Baxiu: I would say moral values have been lost nowadays, and it has especially worsened over the past several decades. Many people seem to behave as though there’ll be no consequences for their actions. The truth is that a massive shift in humanity’s respect for the divine has occurred in the last couple hundred years. The divine’s existence was wholeheartedly believed in during ancient times, and human culture, in general, was imbued with a strong belief in God. That belief had guided humanity for centuries. In the last couple hundred years, though, atheism has become something people have embraced, and communism has lead the charge in advocating this. It has affected the entire world, rather than just the unfortunate people who have lived or are living in communist states.
WRN: Any other pressing issues you would like to speak about?
Baxiu: Well, in my opinion, the persecution of the Falun Dafa practitioners, which has taken place continuously since 1999, has been under-reported, under-investigated, and virtually ignored by the business community worldwide. Although governments and human rights organizations around the world have expressed concern about the persecution, and I appreciate that – the people practicing Falun Gong in China appreciate that – the slaughter needs to stop immediately.

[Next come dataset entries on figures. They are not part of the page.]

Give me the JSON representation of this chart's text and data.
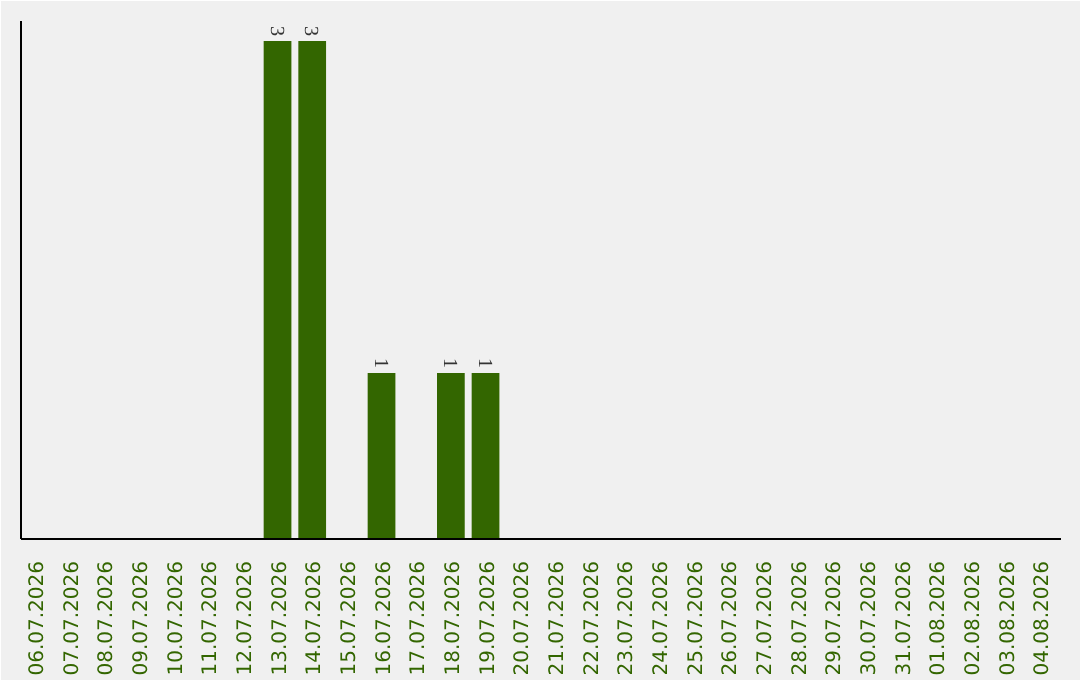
{
  "chart_data": {
    "type": "bar",
    "categories": [
      "06.07.2026",
      "07.07.2026",
      "08.07.2026",
      "09.07.2026",
      "10.07.2026",
      "11.07.2026",
      "12.07.2026",
      "13.07.2026",
      "14.07.2026",
      "15.07.2026",
      "16.07.2026",
      "17.07.2026",
      "18.07.2026",
      "19.07.2026",
      "20.07.2026",
      "21.07.2026",
      "22.07.2026",
      "23.07.2026",
      "24.07.2026",
      "25.07.2026",
      "26.07.2026",
      "27.07.2026",
      "28.07.2026",
      "29.07.2026",
      "30.07.2026",
      "31.07.2026",
      "01.08.2026",
      "02.08.2026",
      "03.08.2026",
      "04.08.2026"
    ],
    "values": [
      0,
      0,
      0,
      0,
      0,
      0,
      0,
      3,
      3,
      0,
      1,
      0,
      1,
      1,
      0,
      0,
      0,
      0,
      0,
      0,
      0,
      0,
      0,
      0,
      0,
      0,
      0,
      0,
      0,
      0
    ],
    "value_labels": [
      null,
      null,
      null,
      null,
      null,
      null,
      null,
      "3",
      "3",
      null,
      "1",
      null,
      "1",
      "1",
      null,
      null,
      null,
      null,
      null,
      null,
      null,
      null,
      null,
      null,
      null,
      null,
      null,
      null,
      null,
      null
    ],
    "color": "#336600",
    "relative": false,
    "grid": false
  }
}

In June 2019, an independent tribunal into forced organ harvesting was headed by Sir Geoffrey Nice, the lead prosecutor of Slobodan Milosevic, former president of Serbia, for his crimes against humanity. The tribunal concluded that, beyond a reasonable doubt, China is and has been engaged in forced organ harvesting of a large number of victims.
WRN: On September 12 of this year, Vermont Sen. Patrick Leahy issued a statement marking 20 years of “arbitrary detention and brutalization of Falun Gong practitioners and other religious and ethnic minorities” by Chinese authorities. The Chinese government, said Leahy, “Should release political prisoners from reeducation centers, decriminalize religious and spiritual practices, and allow international human rights groups and journalists to interview survivors. It should commit to ending the use of torture, organ harvesting of prisoners, and propaganda against minorities.”